PSU students help determine Cully neighborhood's walkability needs
Three Portland State University graduate students in the Nohad A. Toulan School of Urban Studies and Planning used GIS technology to collect and analyze residents’ thoughts about walkability needs for Portland, Oregon’s northeast Cully neighborhood.
In PPGIS, community input is used to create GIS-based data and diagnostics maps which can inform planners’ decision-making process. Team members Travis Driessen, Brandi Campbell and Eduardo Montejo worked with community-based organizations and residents to assess the needs of the Cully neighborhood’s pedestrian network using PPGIS methods.
Prior to this project, Driessen, who is working toward a graduate certificate in Geographic Information Systems at PSU, was already collaborating with David Hampsten, a board member of the Hazelwood Neighborhood Association and member of the East Portland Action Plan, to help Prioritize Portland! – a coalition consisting of multiple organizations including the Northeast Coalition of Neighborhoods, OPAL, Verde and Oregon Walks – to create a multilingual survey about the community’s active transportation needs.
The survey, available in English, Spanish, Russian and Vietnamese, was mailed out to 58,000 east Portland residents in the spring of 2014.
Prioritize Portland! emphasizes the need to have a bottom up process for communities to identify and consolidate their priorities and communicate those to planners and policy-makers.
Many areas in the Cully neighborhood lack sidewalks, marked crossings, and pedestrian safety features such as curb cut-outs and lighting. The survey gave residents the opportunity to suggest improvements they would like to see.
The Cully Association of Neighbors worked with Driessen, Campbell and Montejo to schedule a pilot PPGIS exercise at their General Meeting on May 13th, 2014, where participants were asked to place circular stickers on large paper maps of Cully to identify deficiencies in the pedestrian network.
This participatory mapping exercise, the online map survey, and a block audit performed by the students made up the three primary datasets for the research project. They also used existing city data about the Cully neighborhood.
Once the data were amassed, the team employed two primary analysis methods—diagnostic maps using kernel density, and a network analysis model—to generate a prioritized list of pedestrian improvement projects for Cully.

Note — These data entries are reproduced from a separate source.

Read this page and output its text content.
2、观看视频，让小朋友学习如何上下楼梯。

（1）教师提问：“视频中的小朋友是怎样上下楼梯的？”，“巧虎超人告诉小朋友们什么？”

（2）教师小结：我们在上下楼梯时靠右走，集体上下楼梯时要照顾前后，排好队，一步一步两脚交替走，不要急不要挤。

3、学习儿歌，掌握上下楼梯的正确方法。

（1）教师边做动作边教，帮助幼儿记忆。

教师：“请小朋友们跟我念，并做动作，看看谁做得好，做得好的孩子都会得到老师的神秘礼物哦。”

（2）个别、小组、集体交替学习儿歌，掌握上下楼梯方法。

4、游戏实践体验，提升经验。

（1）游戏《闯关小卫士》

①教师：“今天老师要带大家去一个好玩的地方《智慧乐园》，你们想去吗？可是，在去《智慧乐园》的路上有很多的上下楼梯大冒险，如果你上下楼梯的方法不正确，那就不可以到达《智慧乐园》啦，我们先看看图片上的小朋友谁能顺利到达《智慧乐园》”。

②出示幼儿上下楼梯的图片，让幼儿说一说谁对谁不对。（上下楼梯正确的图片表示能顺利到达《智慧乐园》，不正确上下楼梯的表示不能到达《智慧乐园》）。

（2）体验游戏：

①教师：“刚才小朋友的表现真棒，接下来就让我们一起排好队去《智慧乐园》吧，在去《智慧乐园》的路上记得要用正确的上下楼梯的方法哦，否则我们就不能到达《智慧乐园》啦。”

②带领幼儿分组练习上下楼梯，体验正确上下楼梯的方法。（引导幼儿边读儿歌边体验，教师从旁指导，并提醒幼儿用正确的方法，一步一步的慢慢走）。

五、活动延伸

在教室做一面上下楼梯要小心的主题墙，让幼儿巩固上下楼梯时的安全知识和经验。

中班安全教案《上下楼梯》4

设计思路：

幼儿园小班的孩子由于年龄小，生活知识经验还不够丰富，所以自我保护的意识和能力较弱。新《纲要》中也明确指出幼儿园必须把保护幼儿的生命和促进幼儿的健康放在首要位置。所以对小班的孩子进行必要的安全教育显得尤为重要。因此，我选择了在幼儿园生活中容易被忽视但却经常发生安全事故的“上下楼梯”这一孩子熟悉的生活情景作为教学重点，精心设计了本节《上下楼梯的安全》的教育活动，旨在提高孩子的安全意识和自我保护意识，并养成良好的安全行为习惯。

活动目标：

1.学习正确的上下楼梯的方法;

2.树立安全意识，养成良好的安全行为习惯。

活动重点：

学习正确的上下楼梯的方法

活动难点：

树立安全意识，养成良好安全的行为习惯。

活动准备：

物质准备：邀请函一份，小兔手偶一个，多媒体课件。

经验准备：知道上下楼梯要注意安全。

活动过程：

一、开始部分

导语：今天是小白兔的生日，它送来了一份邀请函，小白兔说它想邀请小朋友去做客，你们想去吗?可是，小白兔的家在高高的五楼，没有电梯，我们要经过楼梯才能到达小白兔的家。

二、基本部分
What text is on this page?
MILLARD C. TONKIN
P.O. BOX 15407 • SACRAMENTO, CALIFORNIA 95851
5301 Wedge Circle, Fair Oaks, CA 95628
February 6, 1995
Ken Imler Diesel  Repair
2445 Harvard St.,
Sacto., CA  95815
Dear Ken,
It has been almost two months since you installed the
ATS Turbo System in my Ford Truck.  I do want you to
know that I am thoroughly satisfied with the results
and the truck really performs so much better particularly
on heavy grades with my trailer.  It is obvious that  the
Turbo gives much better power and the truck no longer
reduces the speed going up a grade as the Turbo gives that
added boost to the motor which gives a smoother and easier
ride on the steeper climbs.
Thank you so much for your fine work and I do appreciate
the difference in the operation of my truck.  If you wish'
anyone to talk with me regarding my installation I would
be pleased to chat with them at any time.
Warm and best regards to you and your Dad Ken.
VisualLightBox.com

Through the use of PPGIS as part a public engagement process, students hoped not only to prioritize planning efforts by identifying the community’s needs, but also develop new engagement strategies, contribute to a culture of bottom up democratized planning, and discover firsthand what role GIS can play in public participation.
Shandas, who describes the students’ work as “exceptional,” approaches teaching through problem-based inquiry. He asks students to identify a pressing community problem and use their skills and knowledge to evaluate that problem, and the Engaging Cully project is a perfect example of students meeting that challenge.
A series of follow-up workshops is scheduled in the fall of 2014 to demonstrate the results of the participatory mapping exercise and conduct live network analyses of the proposed sidewalk and crosswalk projects in order to help identify community priorities.